Deux vitesses, deux usages

Le préremplissage est la phase où le modèle lit les jetons du prompt. Il est important pour l’analyse de documents, la recherche augmentée et les conversations longues. La génération produit ensuite la réponse, jeton après jeton ; c’est elle qui détermine le plus directement la sensation de réactivité dans une conversation.

Comparer deux mesures de génération sans préciser le prompt, la quantification et le backend est donc trompeur. Un modèle peut être excellent sur un prompt court et se comporter très différemment avec un contexte long ou une sortie structurée.

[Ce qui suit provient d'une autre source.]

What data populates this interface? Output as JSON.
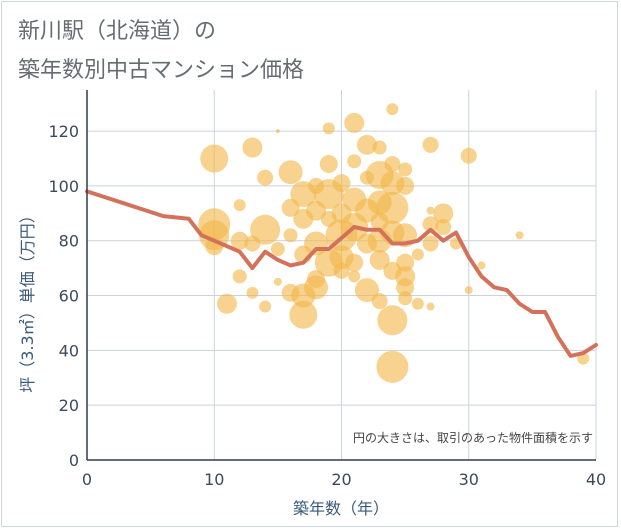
{
  "title_line1": "新川駅（北海道）の",
  "title_line2": "築年数別中古マンション価格",
  "chart_data": {
    "type": "scatter",
    "xlabel": "築年数（年）",
    "ylabel": "坪（3.3㎡）単価（万円）",
    "xlim": [
      0,
      40
    ],
    "ylim": [
      0,
      135
    ],
    "xticks": [
      0,
      10,
      20,
      30,
      40
    ],
    "yticks": [
      0,
      20,
      40,
      60,
      80,
      100,
      120
    ],
    "grid": true,
    "note": "円の大きさは、取引のあった物件面積を示す",
    "colors": {
      "bubble": "#f2b84b",
      "line": "#d4715b",
      "grid": "#c9d3dc"
    },
    "line": {
      "x": [
        0,
        2,
        4,
        6,
        8,
        9,
        10,
        11,
        12,
        13,
        14,
        15,
        16,
        17,
        18,
        19,
        20,
        21,
        22,
        23,
        24,
        25,
        26,
        27,
        28,
        29,
        30,
        31,
        32,
        33,
        34,
        35,
        36,
        37,
        38,
        39,
        40
      ],
      "y": [
        98,
        95,
        92,
        89,
        88,
        82,
        80,
        78,
        76,
        70,
        76,
        73,
        71,
        72,
        77,
        77,
        81,
        85,
        84,
        84,
        79,
        79,
        80,
        84,
        80,
        83,
        74,
        67,
        63,
        62,
        57,
        54,
        54,
        45,
        38,
        39,
        42
      ]
    },
    "bubbles": [
      {
        "x": 10,
        "y": 110,
        "r": 14
      },
      {
        "x": 10,
        "y": 86,
        "r": 16
      },
      {
        "x": 10,
        "y": 82,
        "r": 15
      },
      {
        "x": 10,
        "y": 78,
        "r": 9
      },
      {
        "x": 11,
        "y": 57,
        "r": 10
      },
      {
        "x": 12,
        "y": 93,
        "r": 6
      },
      {
        "x": 12,
        "y": 80,
        "r": 9
      },
      {
        "x": 12,
        "y": 67,
        "r": 7
      },
      {
        "x": 13,
        "y": 114,
        "r": 10
      },
      {
        "x": 13,
        "y": 61,
        "r": 6
      },
      {
        "x": 13,
        "y": 79,
        "r": 8
      },
      {
        "x": 14,
        "y": 103,
        "r": 8
      },
      {
        "x": 14,
        "y": 84,
        "r": 15
      },
      {
        "x": 14,
        "y": 56,
        "r": 6
      },
      {
        "x": 15,
        "y": 120,
        "r": 2
      },
      {
        "x": 15,
        "y": 65,
        "r": 4
      },
      {
        "x": 15,
        "y": 77,
        "r": 7
      },
      {
        "x": 16,
        "y": 105,
        "r": 12
      },
      {
        "x": 16,
        "y": 92,
        "r": 9
      },
      {
        "x": 16,
        "y": 82,
        "r": 7
      },
      {
        "x": 16,
        "y": 61,
        "r": 9
      },
      {
        "x": 17,
        "y": 97,
        "r": 13
      },
      {
        "x": 17,
        "y": 88,
        "r": 10
      },
      {
        "x": 17,
        "y": 75,
        "r": 9
      },
      {
        "x": 17,
        "y": 60,
        "r": 12
      },
      {
        "x": 17,
        "y": 53,
        "r": 14
      },
      {
        "x": 18,
        "y": 100,
        "r": 8
      },
      {
        "x": 18,
        "y": 91,
        "r": 10
      },
      {
        "x": 18,
        "y": 79,
        "r": 12
      },
      {
        "x": 18,
        "y": 66,
        "r": 9
      },
      {
        "x": 18,
        "y": 63,
        "r": 12
      },
      {
        "x": 19,
        "y": 121,
        "r": 6
      },
      {
        "x": 19,
        "y": 108,
        "r": 9
      },
      {
        "x": 19,
        "y": 97,
        "r": 15
      },
      {
        "x": 19,
        "y": 88,
        "r": 8
      },
      {
        "x": 19,
        "y": 72,
        "r": 14
      },
      {
        "x": 20,
        "y": 101,
        "r": 9
      },
      {
        "x": 20,
        "y": 90,
        "r": 10
      },
      {
        "x": 20,
        "y": 82,
        "r": 16
      },
      {
        "x": 20,
        "y": 74,
        "r": 12
      },
      {
        "x": 20,
        "y": 69,
        "r": 8
      },
      {
        "x": 21,
        "y": 123,
        "r": 10
      },
      {
        "x": 21,
        "y": 109,
        "r": 7
      },
      {
        "x": 21,
        "y": 95,
        "r": 12
      },
      {
        "x": 21,
        "y": 85,
        "r": 14
      },
      {
        "x": 21,
        "y": 72,
        "r": 9
      },
      {
        "x": 21,
        "y": 67,
        "r": 6
      },
      {
        "x": 22,
        "y": 115,
        "r": 10
      },
      {
        "x": 22,
        "y": 103,
        "r": 7
      },
      {
        "x": 22,
        "y": 91,
        "r": 12
      },
      {
        "x": 22,
        "y": 79,
        "r": 10
      },
      {
        "x": 22,
        "y": 62,
        "r": 12
      },
      {
        "x": 23,
        "y": 114,
        "r": 7
      },
      {
        "x": 23,
        "y": 104,
        "r": 14
      },
      {
        "x": 23,
        "y": 94,
        "r": 12
      },
      {
        "x": 23,
        "y": 87,
        "r": 9
      },
      {
        "x": 23,
        "y": 80,
        "r": 12
      },
      {
        "x": 23,
        "y": 73,
        "r": 10
      },
      {
        "x": 23,
        "y": 58,
        "r": 8
      },
      {
        "x": 24,
        "y": 128,
        "r": 6
      },
      {
        "x": 24,
        "y": 108,
        "r": 8
      },
      {
        "x": 24,
        "y": 101,
        "r": 12
      },
      {
        "x": 24,
        "y": 92,
        "r": 16
      },
      {
        "x": 24,
        "y": 83,
        "r": 12
      },
      {
        "x": 24,
        "y": 69,
        "r": 9
      },
      {
        "x": 24,
        "y": 51,
        "r": 15
      },
      {
        "x": 24,
        "y": 34,
        "r": 16
      },
      {
        "x": 25,
        "y": 106,
        "r": 7
      },
      {
        "x": 25,
        "y": 100,
        "r": 9
      },
      {
        "x": 25,
        "y": 82,
        "r": 12
      },
      {
        "x": 25,
        "y": 72,
        "r": 9
      },
      {
        "x": 25,
        "y": 67,
        "r": 10
      },
      {
        "x": 25,
        "y": 63,
        "r": 9
      },
      {
        "x": 25,
        "y": 59,
        "r": 7
      },
      {
        "x": 26,
        "y": 57,
        "r": 6
      },
      {
        "x": 26,
        "y": 75,
        "r": 6
      },
      {
        "x": 27,
        "y": 115,
        "r": 8
      },
      {
        "x": 27,
        "y": 91,
        "r": 4
      },
      {
        "x": 27,
        "y": 86,
        "r": 8
      },
      {
        "x": 27,
        "y": 79,
        "r": 8
      },
      {
        "x": 27,
        "y": 56,
        "r": 4
      },
      {
        "x": 28,
        "y": 90,
        "r": 10
      },
      {
        "x": 28,
        "y": 85,
        "r": 8
      },
      {
        "x": 29,
        "y": 79,
        "r": 6
      },
      {
        "x": 30,
        "y": 111,
        "r": 8
      },
      {
        "x": 30,
        "y": 62,
        "r": 4
      },
      {
        "x": 31,
        "y": 71,
        "r": 4
      },
      {
        "x": 34,
        "y": 82,
        "r": 4
      },
      {
        "x": 39,
        "y": 37,
        "r": 6
      }
    ]
  }
}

Les paramètres actifs comptent souvent davantage que le total

Les modèles Mixture-of-Experts (MoE) rendent les comparaisons de taille moins intuitives. Ils possèdent beaucoup de paramètres au total, mais n’en activent qu’une fraction à chaque jeton. Cette propriété peut améliorer le débit lorsque la bande passante mémoire est la contrainte principale.

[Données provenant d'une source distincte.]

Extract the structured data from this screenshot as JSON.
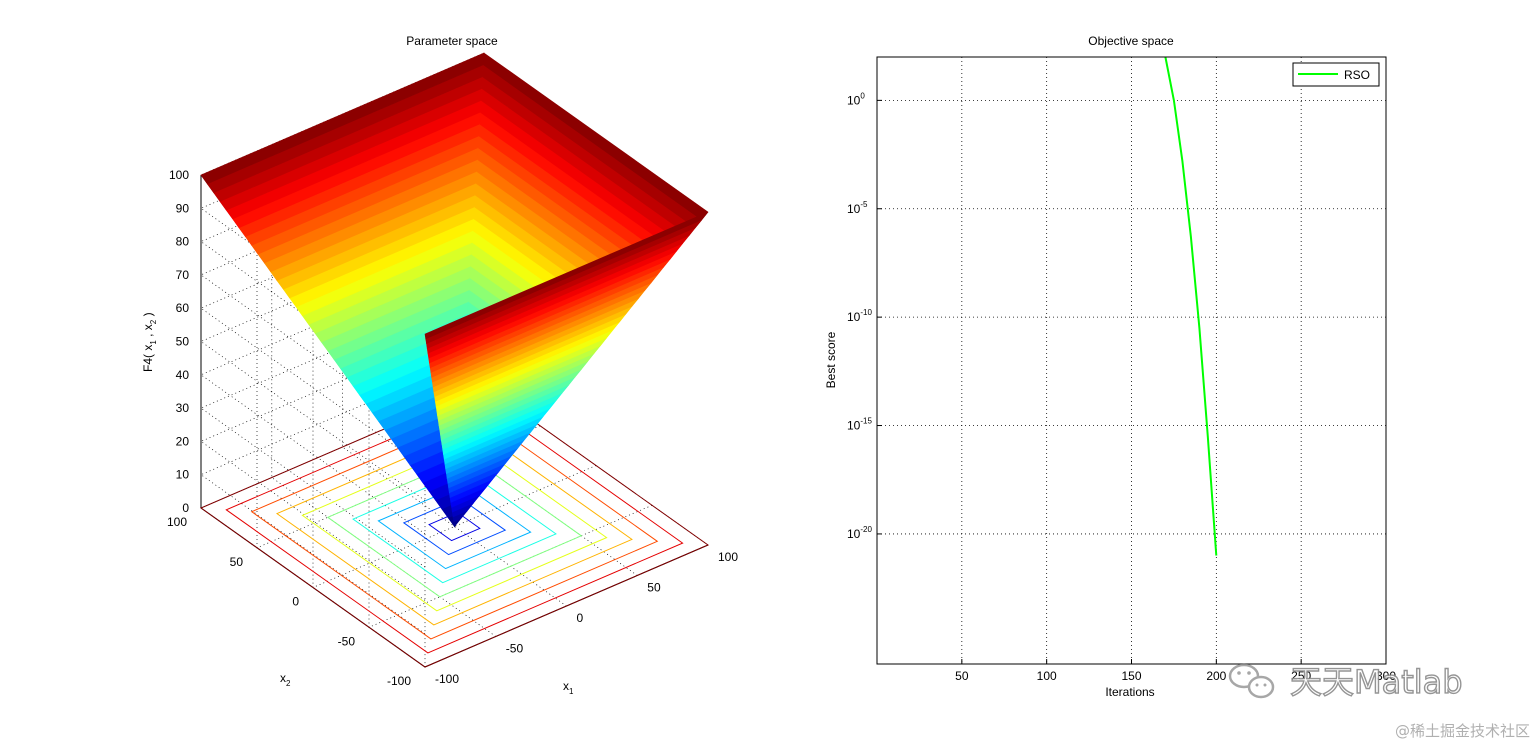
{
  "chart_data": [
    {
      "type": "surface",
      "title": "Parameter space",
      "xlabel": "x",
      "xlabel_sub": "1",
      "ylabel": "x",
      "ylabel_sub": "2",
      "zlabel": "F4( x",
      "zlabel_sub1": "1",
      "zlabel_mid": " , x",
      "zlabel_sub2": "2",
      "zlabel_end": " )",
      "function": "max(|x1|, |x2|)",
      "xlim": [
        -100,
        100
      ],
      "ylim": [
        -100,
        100
      ],
      "zlim": [
        0,
        100
      ],
      "x_ticks": [
        "-100",
        "-50",
        "0",
        "50",
        "100"
      ],
      "y_ticks": [
        "-100",
        "-50",
        "0",
        "50",
        "100"
      ],
      "z_ticks": [
        "0",
        "10",
        "20",
        "30",
        "40",
        "50",
        "60",
        "70",
        "80",
        "90",
        "100"
      ],
      "contour_levels": [
        10,
        20,
        30,
        40,
        50,
        60,
        70,
        80,
        90,
        100
      ],
      "colormap": "jet",
      "grid": true
    },
    {
      "type": "line",
      "title": "Objective space",
      "xlabel": "Iterations",
      "ylabel": "Best score",
      "xlim": [
        0,
        300
      ],
      "ylim_exponents": [
        -26,
        2
      ],
      "yscale": "log",
      "x_ticks": [
        "50",
        "100",
        "150",
        "200",
        "250",
        "300"
      ],
      "y_tick_base": "10",
      "y_tick_exponents": [
        "0",
        "-5",
        "-10",
        "-15",
        "-20"
      ],
      "grid": true,
      "legend": "top-right",
      "series": [
        {
          "name": "RSO",
          "color": "#00ff00",
          "x": [
            170,
            175,
            180,
            185,
            190,
            195,
            200
          ],
          "log10_y": [
            2,
            0,
            -2.8,
            -6.3,
            -10.5,
            -15.5,
            -21
          ]
        }
      ]
    }
  ],
  "watermark": {
    "text": "天天Matlab",
    "source": "@稀土掘金技术社区"
  }
}
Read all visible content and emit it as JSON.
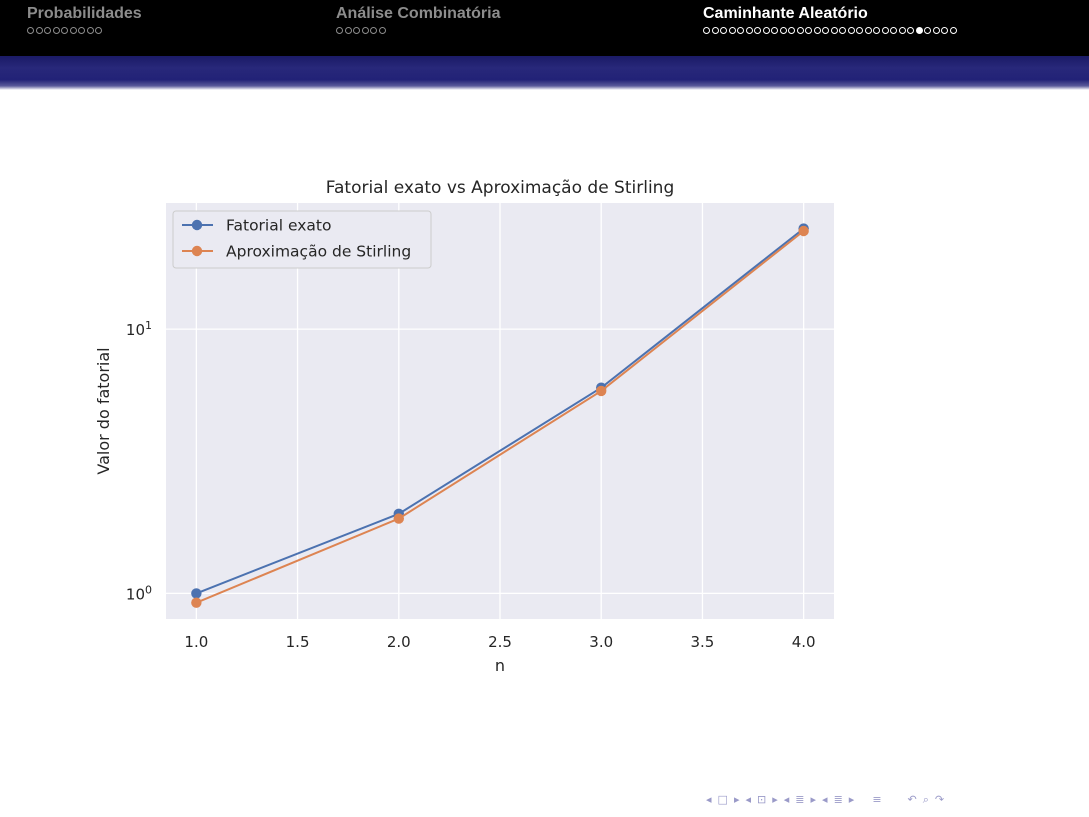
{
  "header": {
    "sections": [
      {
        "title": "Probabilidades",
        "dots": 9,
        "filled_index": -1,
        "active": false
      },
      {
        "title": "Análise Combinatória",
        "dots": 6,
        "filled_index": -1,
        "active": false
      },
      {
        "title": "Caminhante Aleatório",
        "dots": 30,
        "filled_index": 25,
        "active": true
      }
    ],
    "colors": {
      "bar": "#000000",
      "band": "#22227a"
    }
  },
  "chart_data": {
    "type": "line",
    "title": "Fatorial exato vs Aproximação de Stirling",
    "xlabel": "n",
    "ylabel": "Valor do fatorial",
    "yscale": "log",
    "grid": true,
    "legend_position": "top-left",
    "xlim": [
      0.85,
      4.15
    ],
    "ylim": [
      0.8,
      30
    ],
    "x_ticks": [
      "1.0",
      "1.5",
      "2.0",
      "2.5",
      "3.0",
      "3.5",
      "4.0"
    ],
    "y_ticks": [
      {
        "base": "10",
        "exp": "0"
      },
      {
        "base": "10",
        "exp": "1"
      }
    ],
    "x": [
      1,
      2,
      3,
      4
    ],
    "series": [
      {
        "name": "Fatorial exato",
        "color": "#4c72b0",
        "values": [
          1,
          2,
          6,
          24
        ]
      },
      {
        "name": "Aproximação de Stirling",
        "color": "#dd8452",
        "values": [
          0.922,
          1.919,
          5.836,
          23.506
        ]
      }
    ],
    "background": "#eaeaf2"
  },
  "nav": {
    "icons": [
      "arrow-left-icon",
      "frame-icon",
      "arrow-right-icon",
      "arrow-left-icon",
      "subsection-icon",
      "arrow-right-icon",
      "arrow-left-icon",
      "section-icon",
      "arrow-right-icon",
      "arrow-left-icon",
      "presentation-icon",
      "arrow-right-icon",
      "align-icon",
      "undo-icon",
      "search-icon",
      "redo-icon"
    ],
    "symbols": [
      "◂",
      "□",
      "▸",
      "◂",
      "⊡",
      "▸",
      "◂",
      "≣",
      "▸",
      "◂",
      "≣",
      "▸",
      "≡",
      "↶",
      "⌕",
      "↷"
    ]
  }
}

À l’inverse, un modèle dense mobilise ses poids à chaque génération. Il peut rester le meilleur choix pour une tâche donnée, mais sa taille nominale ne permet pas de prédire sa vitesse. L’architecture, le nombre de paramètres actifs et le format des poids sont plus instructifs qu’un seul chiffre sur l’étiquette.

Lire les résultats sans leur faire dire trop

Un tableau de vitesse devrait indiquer :

  • la version exacte du moteur d’inférence ;
  • le format et la quantification des poids ;
  • la longueur du prompt et de la sortie ;
  • l’état du cache et le temps de chargement ;
  • la méthode de mesure du préremplissage et de la génération.

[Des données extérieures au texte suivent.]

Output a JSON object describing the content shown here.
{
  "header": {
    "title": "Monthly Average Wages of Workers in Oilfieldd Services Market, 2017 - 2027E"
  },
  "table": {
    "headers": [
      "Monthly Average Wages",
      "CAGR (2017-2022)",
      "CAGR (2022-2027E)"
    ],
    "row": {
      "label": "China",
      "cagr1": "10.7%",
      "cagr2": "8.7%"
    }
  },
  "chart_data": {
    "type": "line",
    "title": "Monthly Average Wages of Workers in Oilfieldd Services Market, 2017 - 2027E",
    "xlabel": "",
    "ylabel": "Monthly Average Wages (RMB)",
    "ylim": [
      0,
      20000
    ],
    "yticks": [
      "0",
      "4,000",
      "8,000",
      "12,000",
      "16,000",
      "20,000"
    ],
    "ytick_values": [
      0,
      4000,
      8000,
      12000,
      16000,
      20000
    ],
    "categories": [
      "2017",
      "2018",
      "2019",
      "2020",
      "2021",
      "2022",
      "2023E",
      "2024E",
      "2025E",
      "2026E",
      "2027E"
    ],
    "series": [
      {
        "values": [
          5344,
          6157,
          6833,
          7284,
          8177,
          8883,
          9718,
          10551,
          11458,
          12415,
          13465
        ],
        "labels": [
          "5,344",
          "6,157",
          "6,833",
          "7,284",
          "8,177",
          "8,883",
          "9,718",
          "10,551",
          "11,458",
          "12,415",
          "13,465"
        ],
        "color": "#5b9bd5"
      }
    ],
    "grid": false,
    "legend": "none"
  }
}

Le temps total est particulièrement fragile : il peut inclure le chargement du modèle, la compilation de shaders ou d’autres coûts qui ne se répètent pas dans une session déjà active.

La qualité reste une métrique séparée

Le modèle le plus rapide n’est pas automatiquement celui qui résume le mieux, respecte le mieux un format ou appelle correctement des outils. Pour une sélection utile, il faut confronter le débit à des tâches représentatives : extraction d’information, rédaction, code, appels d’outils et robustesse sur des prompts plus longs.

Les chiffres de performance sont des observations de configuration, pas des vérités universelles. Ils sont néanmoins très utiles quand ils sont reproductibles et accompagnés de leur contexte. C’est ainsi qu’un benchmark devient un outil de décision plutôt qu’un concours de nombres.